It seems the weight loss will need to wait, at least the concentrated effort, I'm sure with all of this stress, it's gonna go anyway. So, Step Two is going to be taking care of myself.
With the twins, I refused any outside help beyond the counselor I had met with throughout my pregnancy. No group sessions, no talking to other birth mothers. Has anyone ever mentioned how fiercely independent I am? Surely you jest. Ha!
But this time, every thing is different, and I need to work through it differently. So I looked around on line for some resources and found a forum filled with birth mothers, adoptive mothers, and adoptees, all working to help each other find that balance in this strange world. I asked for help from them yesterday and it is beyond comforting to find empathy in their words. This morning, I got this...

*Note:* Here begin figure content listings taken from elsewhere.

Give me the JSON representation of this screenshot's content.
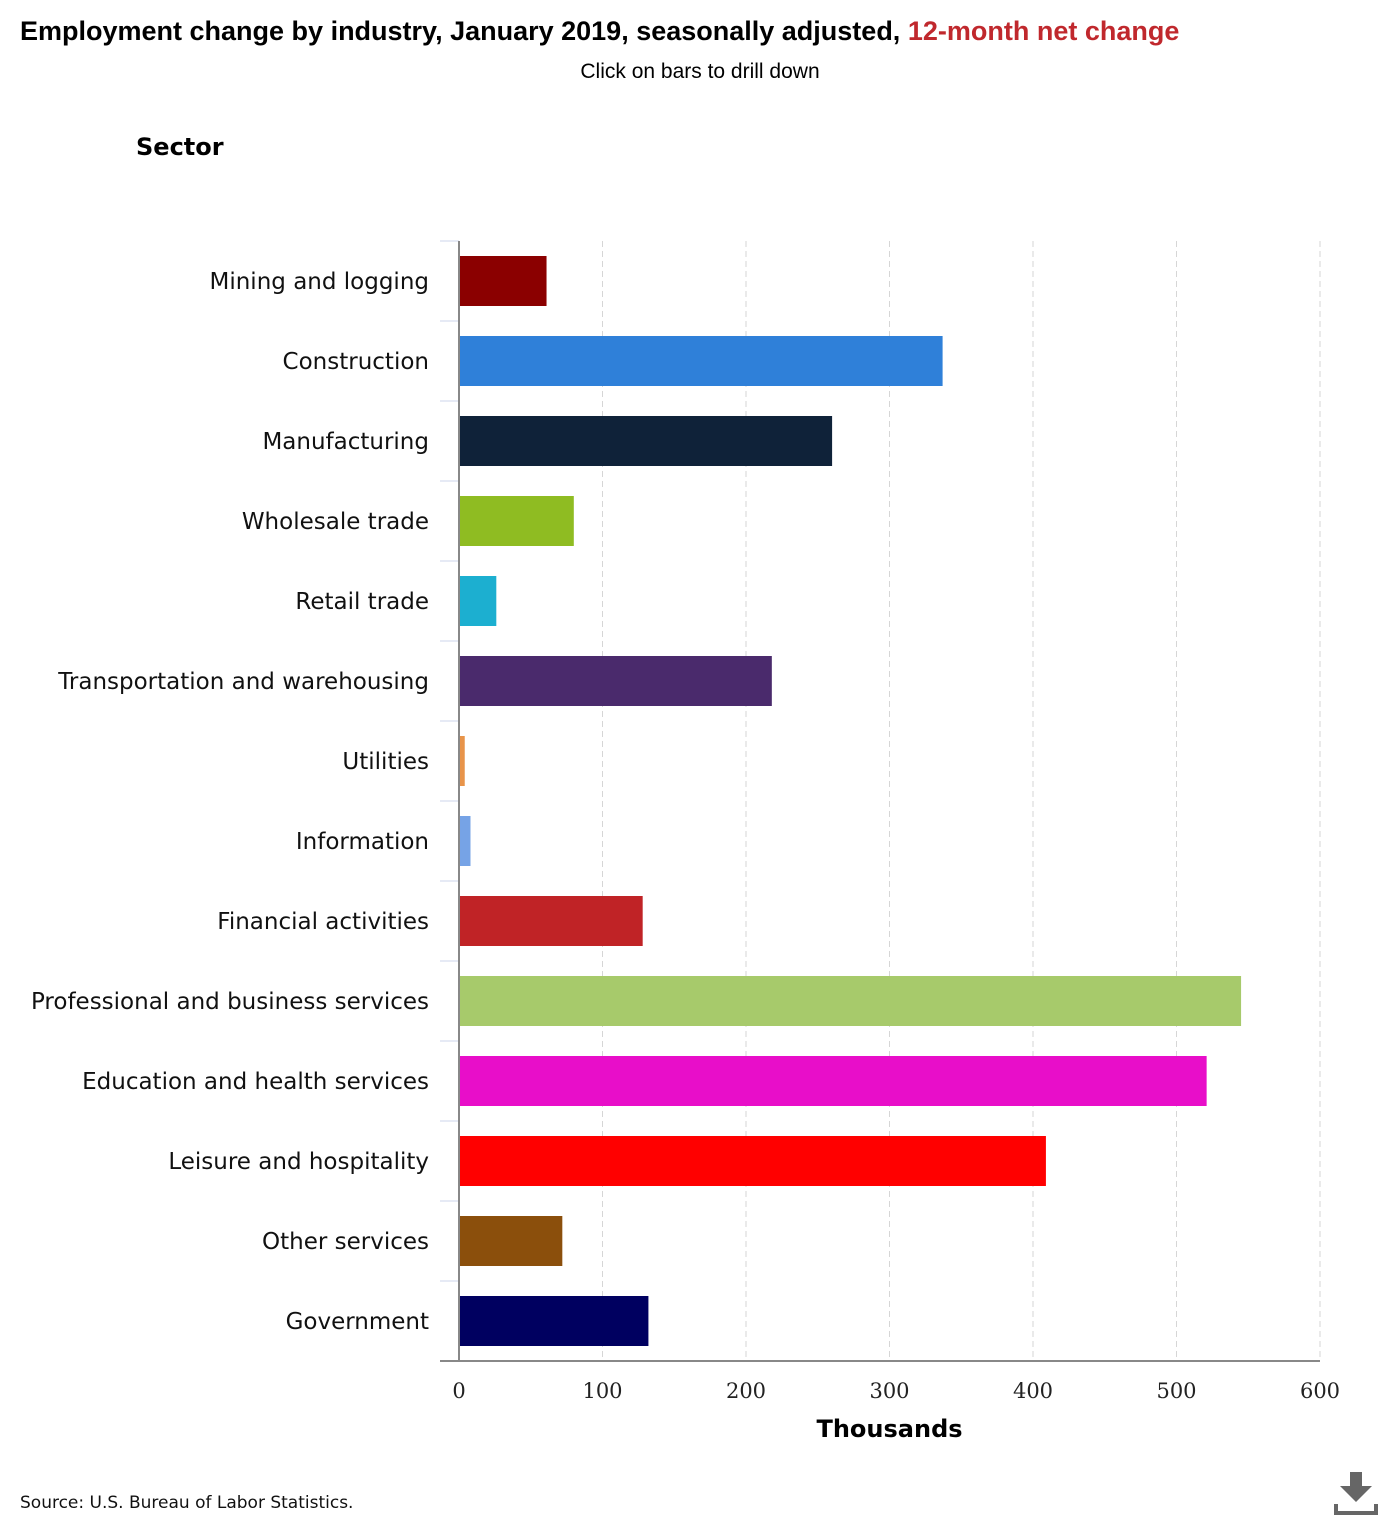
{
  "header": {
    "title_main": "Employment change by industry, January 2019, seasonally adjusted,",
    "title_highlight": "12-month net change",
    "subtitle": "Click on bars to drill down"
  },
  "footer": {
    "source": "Source: U.S. Bureau of Labor Statistics."
  },
  "toolbar": {
    "download_icon": "download-icon"
  },
  "chart_data": {
    "type": "bar",
    "orientation": "horizontal",
    "ylabel": "Sector",
    "xlabel": "Thousands",
    "xlim": [
      0,
      600
    ],
    "xticks": [
      0,
      100,
      200,
      300,
      400,
      500,
      600
    ],
    "grid": "vertical dashed",
    "categories": [
      "Mining and logging",
      "Construction",
      "Manufacturing",
      "Wholesale trade",
      "Retail trade",
      "Transportation and warehousing",
      "Utilities",
      "Information",
      "Financial activities",
      "Professional and business services",
      "Education and health services",
      "Leisure and hospitality",
      "Other services",
      "Government"
    ],
    "values": [
      61,
      337,
      260,
      80,
      26,
      218,
      4,
      8,
      128,
      545,
      521,
      409,
      72,
      132
    ],
    "colors": [
      "#8b0000",
      "#2f80d9",
      "#0f2239",
      "#8fbc22",
      "#1cafd0",
      "#4a2a6c",
      "#e8944a",
      "#76a3e6",
      "#c02326",
      "#a7ca6b",
      "#e80ec9",
      "#ff0000",
      "#8b4f0c",
      "#000060"
    ]
  }
}
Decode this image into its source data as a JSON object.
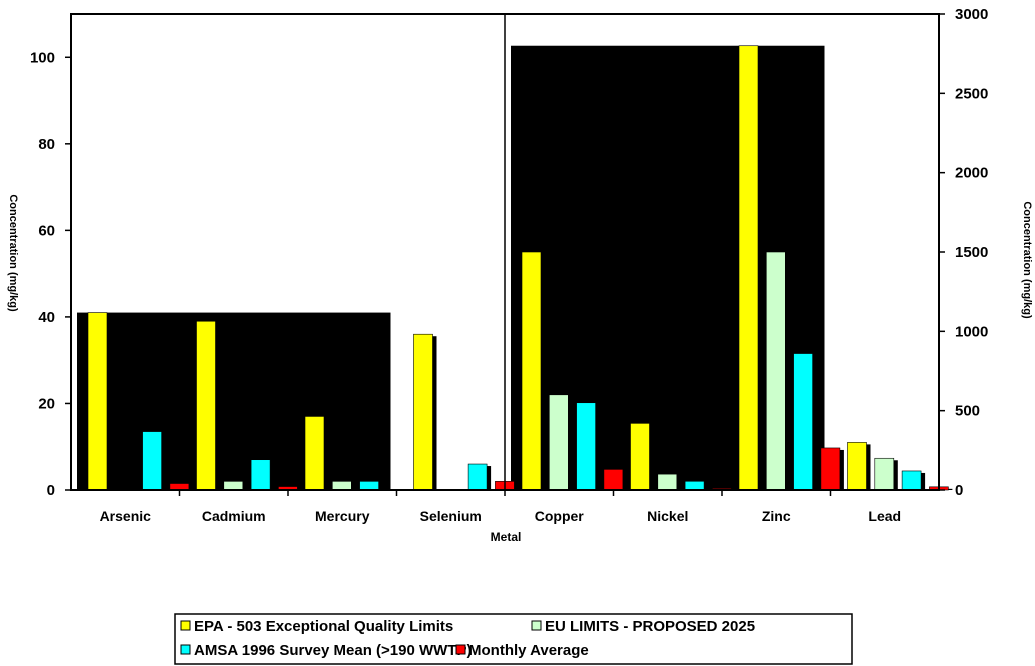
{
  "chart_data": {
    "type": "bar",
    "xlabel": "Metal",
    "ylabel_left": "Concentration (mg/kg)",
    "ylabel_right": "Concentration (mg/kg)",
    "left_axis": {
      "ylim": [
        0,
        110
      ],
      "ticks": [
        "0",
        "20",
        "40",
        "60",
        "80",
        "100"
      ]
    },
    "right_axis": {
      "ylim": [
        0,
        3000
      ],
      "ticks": [
        "0",
        "500",
        "1000",
        "1500",
        "2000",
        "2500",
        "3000"
      ]
    },
    "grid": false,
    "legend_position": "bottom",
    "groups": [
      {
        "axis": "left",
        "categories": [
          "Arsenic",
          "Cadmium",
          "Mercury",
          "Selenium"
        ]
      },
      {
        "axis": "right",
        "categories": [
          "Copper",
          "Nickel",
          "Zinc",
          "Lead"
        ]
      }
    ],
    "series": [
      {
        "name": "EPA - 503 Exceptional Quality Limits",
        "color": "#ffff00",
        "values": [
          41,
          39,
          17,
          36,
          1500,
          420,
          2800,
          300
        ]
      },
      {
        "name": "EU LIMITS - PROPOSED 2025",
        "color": "#ccffcc",
        "values": [
          0,
          2,
          2,
          0,
          600,
          100,
          1500,
          200
        ]
      },
      {
        "name": "AMSA 1996 Survey Mean (>190 WWTP)",
        "color": "#00ffff",
        "values": [
          13.5,
          7,
          2,
          6,
          550,
          55,
          860,
          120
        ]
      },
      {
        "name": "Monthly Average",
        "color": "#ff0000",
        "values": [
          1.5,
          0.8,
          0,
          2,
          130,
          10,
          265,
          20
        ]
      }
    ]
  }
}
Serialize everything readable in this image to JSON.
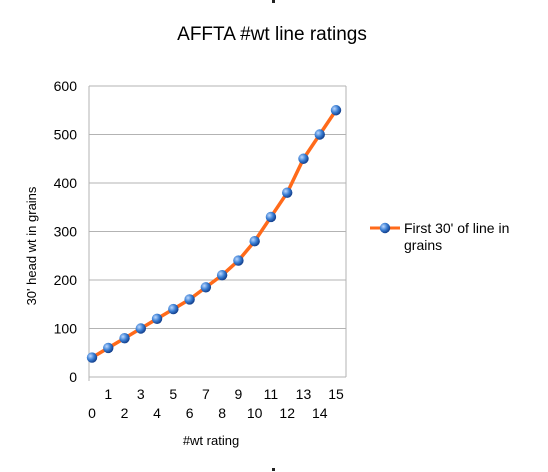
{
  "chart_data": {
    "type": "line",
    "title": "AFFTA #wt line ratings",
    "xlabel": "#wt rating",
    "ylabel": "30' head wt in grains",
    "x": [
      0,
      1,
      2,
      3,
      4,
      5,
      6,
      7,
      8,
      9,
      10,
      11,
      12,
      13,
      14,
      15
    ],
    "series": [
      {
        "name": "First 30' of line in grains",
        "values": [
          40,
          60,
          80,
          100,
          120,
          140,
          160,
          185,
          210,
          240,
          280,
          330,
          380,
          450,
          500,
          550
        ]
      }
    ],
    "ylim": [
      0,
      600
    ],
    "yticks": [
      0,
      100,
      200,
      300,
      400,
      500,
      600
    ],
    "grid": true,
    "legend": "right",
    "colors": {
      "line": "#ff6a1a",
      "marker": "#3b7fd4",
      "grid": "#b3b3b3",
      "axis": "#b3b3b3",
      "text": "#000000"
    }
  }
}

"There's a secret to get through loss, pain and grief. If we're alone we can't see who we are. When we join the club, other people become the mirror. Through them, we see ourselves and gain an understanding of what we're going through. Then slowly, real slowly, we learn to accept who we see in the mirror. Then you become the mirror for them; by being honest about who you are, you'll help them learn to love and accept themselves." -Melody Beattie, The Grief Club: The Secret to Getting Through All Kinds of Change.
It's time for me to step out in to the world and stop trying to do everything by myself. Just saying that is hard for me, doing it will be harder. But, I have to do something. Thank you.